Ile rodzic może dać swoim dzieciom? Miłość, bezpieczeństwo, wsparcie, radość, ciepło, dom...
A może też dać złość, nienawiść, zazdrość, brak poczucia bezpieczeństwa, wyparcie dzieciństwa, porozbijane związki w przyszłości, brak własnego zdania, brak poczucia kochania, tępy lęk i drżenie przy dotknięciu ciała przez partnera, zmianę orientacji seksualnej...
Tak rodzice... To jakimi jesteśmy My, takie życie będą miały nasze dzieci. Kobiety, które nie mają siły przeciwstawić się oprawcom i mężowie, którzy patrzą tylko przyrodzeniem, lub własnym egoizmem, budujecie mroczną przyszłość swoich dzieci.

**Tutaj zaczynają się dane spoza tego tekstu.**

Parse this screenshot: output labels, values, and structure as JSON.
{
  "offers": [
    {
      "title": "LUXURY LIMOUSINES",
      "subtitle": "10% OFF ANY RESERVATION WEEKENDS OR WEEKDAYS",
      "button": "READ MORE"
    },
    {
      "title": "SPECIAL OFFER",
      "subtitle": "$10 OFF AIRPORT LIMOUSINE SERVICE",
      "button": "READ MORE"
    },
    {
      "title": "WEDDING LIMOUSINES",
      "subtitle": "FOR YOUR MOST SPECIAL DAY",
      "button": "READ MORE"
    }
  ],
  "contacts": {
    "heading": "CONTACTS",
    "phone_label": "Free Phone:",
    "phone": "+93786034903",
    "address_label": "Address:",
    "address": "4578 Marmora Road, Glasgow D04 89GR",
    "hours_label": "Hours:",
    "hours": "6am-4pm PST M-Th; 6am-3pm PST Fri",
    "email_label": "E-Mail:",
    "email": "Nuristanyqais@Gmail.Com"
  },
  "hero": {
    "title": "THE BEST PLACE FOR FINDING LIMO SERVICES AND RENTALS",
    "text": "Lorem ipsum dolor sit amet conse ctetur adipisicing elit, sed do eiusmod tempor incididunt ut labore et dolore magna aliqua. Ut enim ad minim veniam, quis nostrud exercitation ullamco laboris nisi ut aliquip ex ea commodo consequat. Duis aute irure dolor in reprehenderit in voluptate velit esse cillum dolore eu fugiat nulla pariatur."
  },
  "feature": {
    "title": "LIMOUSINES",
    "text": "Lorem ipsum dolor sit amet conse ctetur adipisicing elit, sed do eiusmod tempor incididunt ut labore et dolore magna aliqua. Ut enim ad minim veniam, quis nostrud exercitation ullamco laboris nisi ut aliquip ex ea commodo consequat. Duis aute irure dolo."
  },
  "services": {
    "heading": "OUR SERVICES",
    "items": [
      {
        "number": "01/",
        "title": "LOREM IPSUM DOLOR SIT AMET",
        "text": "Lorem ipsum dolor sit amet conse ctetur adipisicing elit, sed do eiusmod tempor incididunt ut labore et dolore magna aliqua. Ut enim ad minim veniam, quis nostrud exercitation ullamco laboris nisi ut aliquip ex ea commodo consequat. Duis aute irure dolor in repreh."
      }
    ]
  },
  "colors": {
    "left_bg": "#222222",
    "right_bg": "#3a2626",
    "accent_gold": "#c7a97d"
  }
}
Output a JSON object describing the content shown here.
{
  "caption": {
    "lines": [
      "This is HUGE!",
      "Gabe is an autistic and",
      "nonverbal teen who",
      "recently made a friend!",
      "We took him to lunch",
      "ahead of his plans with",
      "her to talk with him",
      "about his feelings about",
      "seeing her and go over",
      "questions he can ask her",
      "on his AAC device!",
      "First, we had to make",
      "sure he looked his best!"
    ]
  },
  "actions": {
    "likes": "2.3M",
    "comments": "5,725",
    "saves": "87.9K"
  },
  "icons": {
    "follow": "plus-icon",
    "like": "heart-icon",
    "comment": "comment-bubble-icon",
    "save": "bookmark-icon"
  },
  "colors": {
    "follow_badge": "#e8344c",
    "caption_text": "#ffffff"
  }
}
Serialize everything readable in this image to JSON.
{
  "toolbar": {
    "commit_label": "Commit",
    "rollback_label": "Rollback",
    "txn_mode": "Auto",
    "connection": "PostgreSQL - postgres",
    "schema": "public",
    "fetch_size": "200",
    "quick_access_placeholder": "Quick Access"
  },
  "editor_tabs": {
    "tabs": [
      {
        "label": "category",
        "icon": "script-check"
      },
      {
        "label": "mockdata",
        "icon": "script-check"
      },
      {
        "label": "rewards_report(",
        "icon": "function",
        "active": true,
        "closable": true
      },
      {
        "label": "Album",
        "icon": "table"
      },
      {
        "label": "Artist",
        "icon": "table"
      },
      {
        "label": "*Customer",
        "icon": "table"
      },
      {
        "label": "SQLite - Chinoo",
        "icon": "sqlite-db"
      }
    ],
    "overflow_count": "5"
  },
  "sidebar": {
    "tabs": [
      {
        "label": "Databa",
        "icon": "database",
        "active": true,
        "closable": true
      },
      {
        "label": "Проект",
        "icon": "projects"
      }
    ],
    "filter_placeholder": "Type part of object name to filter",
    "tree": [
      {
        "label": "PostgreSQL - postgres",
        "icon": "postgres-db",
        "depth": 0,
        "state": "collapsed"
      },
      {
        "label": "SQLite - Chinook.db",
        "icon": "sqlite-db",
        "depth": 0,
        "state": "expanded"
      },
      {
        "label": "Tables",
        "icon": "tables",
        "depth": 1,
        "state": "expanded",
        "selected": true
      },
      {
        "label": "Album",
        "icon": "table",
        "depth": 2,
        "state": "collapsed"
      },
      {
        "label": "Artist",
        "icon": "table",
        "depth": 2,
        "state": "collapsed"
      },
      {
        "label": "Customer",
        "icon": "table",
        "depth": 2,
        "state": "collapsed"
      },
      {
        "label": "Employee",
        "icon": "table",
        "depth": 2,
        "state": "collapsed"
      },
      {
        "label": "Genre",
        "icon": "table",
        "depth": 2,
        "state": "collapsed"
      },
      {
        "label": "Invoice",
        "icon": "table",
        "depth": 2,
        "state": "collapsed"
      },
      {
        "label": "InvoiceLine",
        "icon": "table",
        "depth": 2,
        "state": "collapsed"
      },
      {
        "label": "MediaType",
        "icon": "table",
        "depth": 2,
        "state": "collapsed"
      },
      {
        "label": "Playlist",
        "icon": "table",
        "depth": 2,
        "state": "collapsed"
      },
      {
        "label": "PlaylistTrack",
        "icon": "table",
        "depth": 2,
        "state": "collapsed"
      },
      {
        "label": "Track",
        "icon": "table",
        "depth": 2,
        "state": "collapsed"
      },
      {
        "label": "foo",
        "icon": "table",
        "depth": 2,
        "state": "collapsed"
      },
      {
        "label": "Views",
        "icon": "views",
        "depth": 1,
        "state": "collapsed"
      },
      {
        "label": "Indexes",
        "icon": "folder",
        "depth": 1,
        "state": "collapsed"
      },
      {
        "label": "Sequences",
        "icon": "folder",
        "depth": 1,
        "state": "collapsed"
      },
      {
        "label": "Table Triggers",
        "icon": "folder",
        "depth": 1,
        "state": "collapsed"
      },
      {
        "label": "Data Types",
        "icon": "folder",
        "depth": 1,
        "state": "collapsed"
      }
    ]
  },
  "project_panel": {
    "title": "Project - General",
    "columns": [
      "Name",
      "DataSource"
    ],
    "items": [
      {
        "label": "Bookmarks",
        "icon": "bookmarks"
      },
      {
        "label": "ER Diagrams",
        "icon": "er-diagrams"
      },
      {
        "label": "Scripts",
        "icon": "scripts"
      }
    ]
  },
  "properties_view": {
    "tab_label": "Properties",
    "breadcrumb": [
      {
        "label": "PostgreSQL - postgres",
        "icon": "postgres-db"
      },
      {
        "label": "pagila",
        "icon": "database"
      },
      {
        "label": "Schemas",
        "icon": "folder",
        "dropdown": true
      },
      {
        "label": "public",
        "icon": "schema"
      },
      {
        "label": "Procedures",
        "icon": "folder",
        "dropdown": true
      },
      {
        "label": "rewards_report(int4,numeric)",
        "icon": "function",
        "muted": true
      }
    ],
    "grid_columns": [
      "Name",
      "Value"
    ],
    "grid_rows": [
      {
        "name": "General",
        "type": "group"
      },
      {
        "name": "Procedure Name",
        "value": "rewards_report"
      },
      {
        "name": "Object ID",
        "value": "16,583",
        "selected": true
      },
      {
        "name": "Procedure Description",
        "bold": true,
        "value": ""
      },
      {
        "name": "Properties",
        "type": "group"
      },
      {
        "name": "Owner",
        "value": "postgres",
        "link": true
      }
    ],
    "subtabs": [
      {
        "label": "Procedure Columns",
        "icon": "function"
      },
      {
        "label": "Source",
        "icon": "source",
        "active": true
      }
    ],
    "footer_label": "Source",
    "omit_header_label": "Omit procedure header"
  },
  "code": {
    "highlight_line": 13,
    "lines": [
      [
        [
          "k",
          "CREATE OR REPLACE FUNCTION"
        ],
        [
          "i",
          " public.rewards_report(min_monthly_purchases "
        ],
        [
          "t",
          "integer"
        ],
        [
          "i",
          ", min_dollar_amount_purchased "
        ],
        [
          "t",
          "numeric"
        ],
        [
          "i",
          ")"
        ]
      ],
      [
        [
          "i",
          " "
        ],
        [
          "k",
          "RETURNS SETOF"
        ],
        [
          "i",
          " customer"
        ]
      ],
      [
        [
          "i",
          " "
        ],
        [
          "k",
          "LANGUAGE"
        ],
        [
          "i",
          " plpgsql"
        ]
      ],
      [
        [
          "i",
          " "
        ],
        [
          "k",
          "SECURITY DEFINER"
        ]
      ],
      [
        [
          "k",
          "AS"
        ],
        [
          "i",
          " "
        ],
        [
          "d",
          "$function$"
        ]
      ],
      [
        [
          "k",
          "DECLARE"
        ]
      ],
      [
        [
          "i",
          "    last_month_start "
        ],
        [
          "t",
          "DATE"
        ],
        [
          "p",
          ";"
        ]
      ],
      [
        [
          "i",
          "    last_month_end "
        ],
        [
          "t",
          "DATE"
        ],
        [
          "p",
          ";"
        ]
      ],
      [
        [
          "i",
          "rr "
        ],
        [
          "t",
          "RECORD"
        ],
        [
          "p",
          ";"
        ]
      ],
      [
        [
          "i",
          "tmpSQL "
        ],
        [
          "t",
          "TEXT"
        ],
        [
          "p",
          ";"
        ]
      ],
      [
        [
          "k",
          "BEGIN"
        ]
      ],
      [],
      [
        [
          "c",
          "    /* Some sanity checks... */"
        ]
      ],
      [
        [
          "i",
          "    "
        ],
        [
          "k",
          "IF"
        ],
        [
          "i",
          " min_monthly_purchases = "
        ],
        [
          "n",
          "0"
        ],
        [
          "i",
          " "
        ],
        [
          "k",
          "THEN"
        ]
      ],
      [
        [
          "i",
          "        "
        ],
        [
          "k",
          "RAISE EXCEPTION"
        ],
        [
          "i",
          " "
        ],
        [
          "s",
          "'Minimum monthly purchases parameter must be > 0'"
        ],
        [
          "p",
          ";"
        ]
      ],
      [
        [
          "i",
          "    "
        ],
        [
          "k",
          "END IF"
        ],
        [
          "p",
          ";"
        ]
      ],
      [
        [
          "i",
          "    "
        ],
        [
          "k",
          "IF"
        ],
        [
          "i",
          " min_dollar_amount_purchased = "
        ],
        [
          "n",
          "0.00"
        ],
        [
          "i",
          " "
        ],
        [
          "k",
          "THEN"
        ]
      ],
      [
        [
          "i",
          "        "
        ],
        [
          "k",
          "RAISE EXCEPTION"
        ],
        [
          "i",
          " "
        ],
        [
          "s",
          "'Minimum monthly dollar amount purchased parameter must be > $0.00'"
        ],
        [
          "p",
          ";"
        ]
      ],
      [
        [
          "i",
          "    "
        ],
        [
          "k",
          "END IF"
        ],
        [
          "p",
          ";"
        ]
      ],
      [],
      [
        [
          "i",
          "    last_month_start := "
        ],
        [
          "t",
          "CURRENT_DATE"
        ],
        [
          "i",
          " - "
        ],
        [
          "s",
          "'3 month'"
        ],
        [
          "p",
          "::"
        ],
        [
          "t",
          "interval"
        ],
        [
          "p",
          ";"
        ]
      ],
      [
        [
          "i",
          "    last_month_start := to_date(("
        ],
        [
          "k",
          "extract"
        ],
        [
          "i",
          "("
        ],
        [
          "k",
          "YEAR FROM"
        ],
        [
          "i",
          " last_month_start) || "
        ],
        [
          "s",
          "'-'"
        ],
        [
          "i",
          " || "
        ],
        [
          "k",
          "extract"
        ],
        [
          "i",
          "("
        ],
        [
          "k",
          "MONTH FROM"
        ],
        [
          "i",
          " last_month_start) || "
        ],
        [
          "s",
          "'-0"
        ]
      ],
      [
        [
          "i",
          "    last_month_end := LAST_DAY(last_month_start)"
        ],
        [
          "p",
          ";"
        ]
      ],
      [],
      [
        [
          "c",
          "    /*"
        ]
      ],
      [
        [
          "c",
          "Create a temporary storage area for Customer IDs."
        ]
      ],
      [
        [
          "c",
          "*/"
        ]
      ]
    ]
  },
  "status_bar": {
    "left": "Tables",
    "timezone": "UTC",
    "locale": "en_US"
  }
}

Ale co ja tam mogę mówić. Te kilka zdań przeczyta kilka dobrych ludzi, polubią artykuł, a do Was to i tak nie dotrze. Przykre to jest, że nawet matka, ze strachu przed mężem nie jest w stanie dać wsparcia swojemu dziecku.
A nawet jeśli aż tak mroczna rodzina by nie była, to należy uważać, żeby nie zawieźć zaufania dziecka. Później to się odbija na jego życiu.
Przerzucenie swojego bólu na ramiona 8 letniej dziewczynki, może spowodować nieuzasadniony lęk o coś, o co dorosła kobieta walczyłaby za cenę paznokci.
Mamy czasy, w których pomoc łatwo jest dostać, ale coraz trudniej prosić. Coraz mniej myślimy, bo robią to za nas firmy lub inni ludzie. Stajemy się coraz wygodniejsi i coraz bardziej liczymy na to, że to partner zmieni się dla nas.
Nasze problemy stają się problemami dzieci. Nasze pociechy stają się już dorosłe w wieku 8 lat. A w wieku 25 chcą wrócić do dzieciństwa albo zapomnieć o swoim koszmarze.